| HN Mirror

Y	Hacker News new \| ask \| show \| jobs

by Wilfred 1807 days ago

Wow, thank you for the pointer! I've added it to https://github.com/Wilfred/difftastic/wiki/Structural-Diffs as I'm trying to understand the other solutions in this space.

Difftastic does not create a patch or worry about merging. That's a hard problem that I'm not trying to solve. Instead, it builds two ASTs, then marks each node as unchanged or novel.

To compute the diff, I use a graph search. Each vertex represents a position in both the left and right ASTs.

Suppose you're comparing A with X A.

Start node:

  Left: A   Right: X A
        ^          ^

The possible next nodes are:

(1) Treat A on the left as novel.

  Left: A   Right: X A
         ^         ^

(2) Treat X on the right as novel.

  Left: A   Right: X A
        ^            ^

Both (1) and (2) are the same 'distance', but (2) is closer to the end node, because there's a edge from (2) to the end that marks A as unchanged.

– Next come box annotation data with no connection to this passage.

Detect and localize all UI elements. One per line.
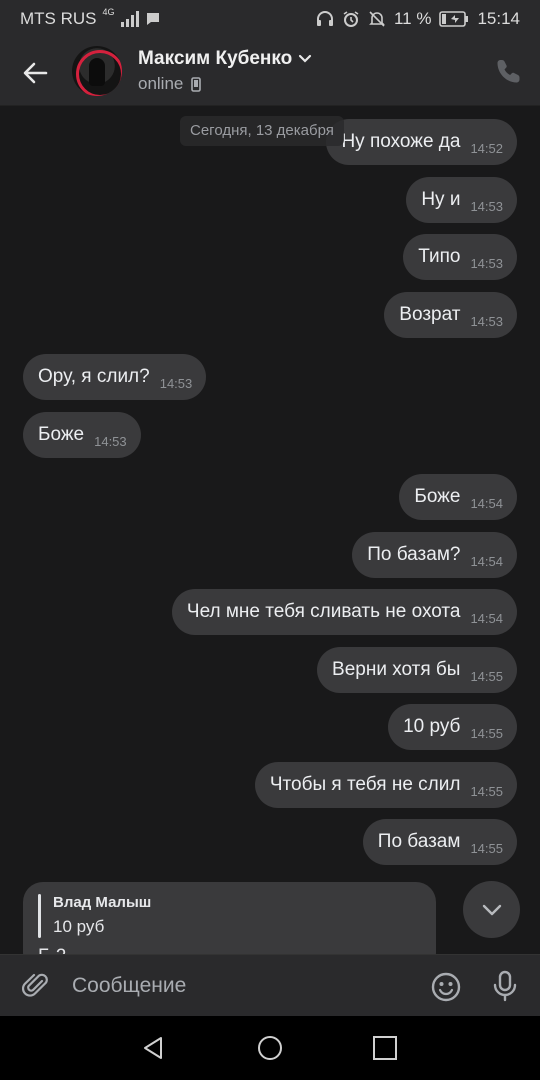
chat-header: Максим Кубенко online xyxy=(0,38,540,106)
reply-message-text-partial: Б 2 xyxy=(38,946,66,954)
arrow-left-icon[interactable] xyxy=(20,58,50,88)
message-time: 14:53 xyxy=(94,433,127,449)
carrier-label: MTS RUS xyxy=(20,9,97,28)
message-row: 10 руб 14:55 xyxy=(0,704,540,750)
message-text: Боже xyxy=(38,424,85,445)
reply-message-bubble[interactable]: Влад Малыш 10 руб Б 2 xyxy=(23,882,436,954)
message-bubble-incoming[interactable]: Боже 14:53 xyxy=(23,412,141,458)
message-time: 14:55 xyxy=(470,668,503,684)
chevron-down-icon xyxy=(299,54,312,63)
peer-name[interactable]: Максим Кубенко xyxy=(138,48,312,70)
mobile-device-icon xyxy=(191,76,202,92)
reply-quoted-text: 10 руб xyxy=(53,917,105,936)
peer-status: online xyxy=(138,74,202,94)
peer-status-label: online xyxy=(138,74,184,93)
message-text: 10 руб xyxy=(403,716,461,737)
mute-bell-icon xyxy=(369,11,385,27)
message-bubble-outgoing[interactable]: 10 руб 14:55 xyxy=(388,704,517,750)
message-text: Чтобы я тебя не слил xyxy=(269,774,461,795)
microphone-icon[interactable] xyxy=(491,970,519,1002)
clock: 15:14 xyxy=(477,9,520,28)
message-bubble-incoming[interactable]: Ору, я слил? 14:53 xyxy=(23,354,207,400)
message-time: 14:53 xyxy=(470,198,503,214)
message-row: Чтобы я тебя не слил 14:55 xyxy=(0,762,540,808)
message-text: Ору, я слил? xyxy=(38,366,150,387)
message-row: Верни хотя бы 14:55 xyxy=(0,647,540,693)
paperclip-icon[interactable] xyxy=(22,972,50,1000)
system-navigation-bar xyxy=(0,1016,540,1080)
message-row: По базам? 14:54 xyxy=(0,532,540,578)
message-text: Боже xyxy=(414,486,461,507)
message-time: 14:54 xyxy=(470,553,503,569)
date-separator: Сегодня, 13 декабря xyxy=(180,116,344,146)
message-composer xyxy=(0,954,540,1016)
message-row: Возрат 14:53 xyxy=(0,292,540,338)
message-time: 14:55 xyxy=(470,840,503,856)
scroll-to-bottom-button[interactable] xyxy=(463,881,520,938)
recents-square-icon[interactable] xyxy=(371,1034,399,1062)
message-time: 14:53 xyxy=(470,255,503,271)
message-time: 14:55 xyxy=(470,783,503,799)
home-circle-icon[interactable] xyxy=(256,1034,284,1062)
message-input[interactable] xyxy=(72,968,402,1004)
chevron-down-icon xyxy=(482,904,501,915)
message-list[interactable]: Сегодня, 13 декабря Ну похоже да 14:52 Н… xyxy=(0,106,540,954)
message-text: Возрат xyxy=(399,304,461,325)
message-text: Ну похоже да xyxy=(341,131,461,152)
message-text: Верни хотя бы xyxy=(332,659,461,680)
message-time: 14:53 xyxy=(470,313,503,329)
message-row: По базам 14:55 xyxy=(0,819,540,865)
message-text: Типо xyxy=(418,246,461,267)
message-row: Боже 14:53 xyxy=(0,412,540,458)
message-bubble-outgoing[interactable]: Ну похоже да 14:52 xyxy=(326,119,517,165)
message-time: 14:53 xyxy=(159,375,193,391)
battery-percent: 11 % xyxy=(393,9,432,28)
peer-name-label: Максим Кубенко xyxy=(138,48,293,69)
message-bubble-outgoing[interactable]: Верни хотя бы 14:55 xyxy=(317,647,517,693)
reply-quote-bar xyxy=(38,894,41,938)
message-bubble-outgoing[interactable]: Чтобы я тебя не слил 14:55 xyxy=(254,762,517,808)
message-row: Ору, я слил? 14:53 xyxy=(0,354,540,400)
signal-icon xyxy=(120,11,139,27)
status-bar: MTS RUS 4G 11 % 15:14 xyxy=(0,0,540,38)
message-bubble-outgoing[interactable]: По базам 14:55 xyxy=(362,819,517,865)
message-bubble-outgoing[interactable]: Чел мне тебя сливать не охота 14:54 xyxy=(171,589,517,635)
message-bubble-outgoing[interactable]: Типо 14:53 xyxy=(403,234,517,280)
alarm-icon xyxy=(343,11,359,27)
message-row: Чел мне тебя сливать не охота 14:54 xyxy=(0,589,540,635)
message-bubble-outgoing[interactable]: Ну и 14:53 xyxy=(406,177,517,223)
message-time: 14:55 xyxy=(470,725,503,741)
message-row: Ну и 14:53 xyxy=(0,177,540,223)
battery-icon xyxy=(439,11,469,27)
message-text: По базам xyxy=(377,831,461,852)
phone-icon[interactable] xyxy=(496,58,522,84)
message-text: Чел мне тебя сливать не охота xyxy=(186,601,461,622)
message-time: 14:52 xyxy=(470,140,503,156)
message-text: Ну и xyxy=(421,189,461,210)
message-time: 14:54 xyxy=(470,495,503,511)
back-triangle-icon[interactable] xyxy=(140,1034,168,1062)
avatar[interactable] xyxy=(72,46,122,96)
message-time: 14:54 xyxy=(470,610,503,626)
message-bubble-outgoing[interactable]: Боже 14:54 xyxy=(399,474,517,520)
reply-author: Влад Малыш xyxy=(53,894,152,911)
message-notification-icon xyxy=(146,13,159,25)
message-row: Боже 14:54 xyxy=(0,474,540,520)
message-bubble-outgoing[interactable]: По базам? 14:54 xyxy=(352,532,517,578)
message-row: Типо 14:53 xyxy=(0,234,540,280)
network-type: 4G xyxy=(102,7,115,17)
message-bubble-outgoing[interactable]: Возрат 14:53 xyxy=(384,292,517,338)
message-text: По базам? xyxy=(367,544,461,565)
headphones-icon xyxy=(316,11,333,26)
smile-icon[interactable] xyxy=(430,971,462,1003)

I've implemented this using Dijkstra's algorithm. My graph is directed and acyclic, so there are faster algorithms like topological sort. However, I don't construct the whole graph in advance (that would take O(N^2) memory) so instead I construct the graph nodes as necessary.

(This is very similar to Autochrome, which I've linked in the README. Autochrome has a worked example which is really helpful.)

At some point I think I'll have to use A* search instead. If there are more than 500 lines of code with lots of changes, difftastic can take a few seconds to terminate due to the naive graph search.

1 comments

vcmiraldo 1807 days ago

Thanks for the reply Wilfred! I was not familiar with Autochrome, I will certainly have a look!

That's interesting, I like the idea of not worrying about patching nor merging, giving you a tool that is focused on "communicating the differences to a human", and indeed, it means you don't have to worry about a whole bag of problems.

One insight that I came across (more info on Chap 5 of my thesis) is that not considering or handling duplication means you incur a quadratic slowdown in your search algorithm. For example, say you're diffing `A` against `Bin A A`. If you can't understand that `A` was duplicated, which `A` do you copy? You have to evaluate both options even though it really doesn't matter which one you copy.

One good middle ground for speeding up your algorithm while not having to worry about displaying duplications is to have an intermediate step where first you diff with duplication detection, but then you just go over the result and make arbitrary choices about which duplicate to copy and which to insert/delete.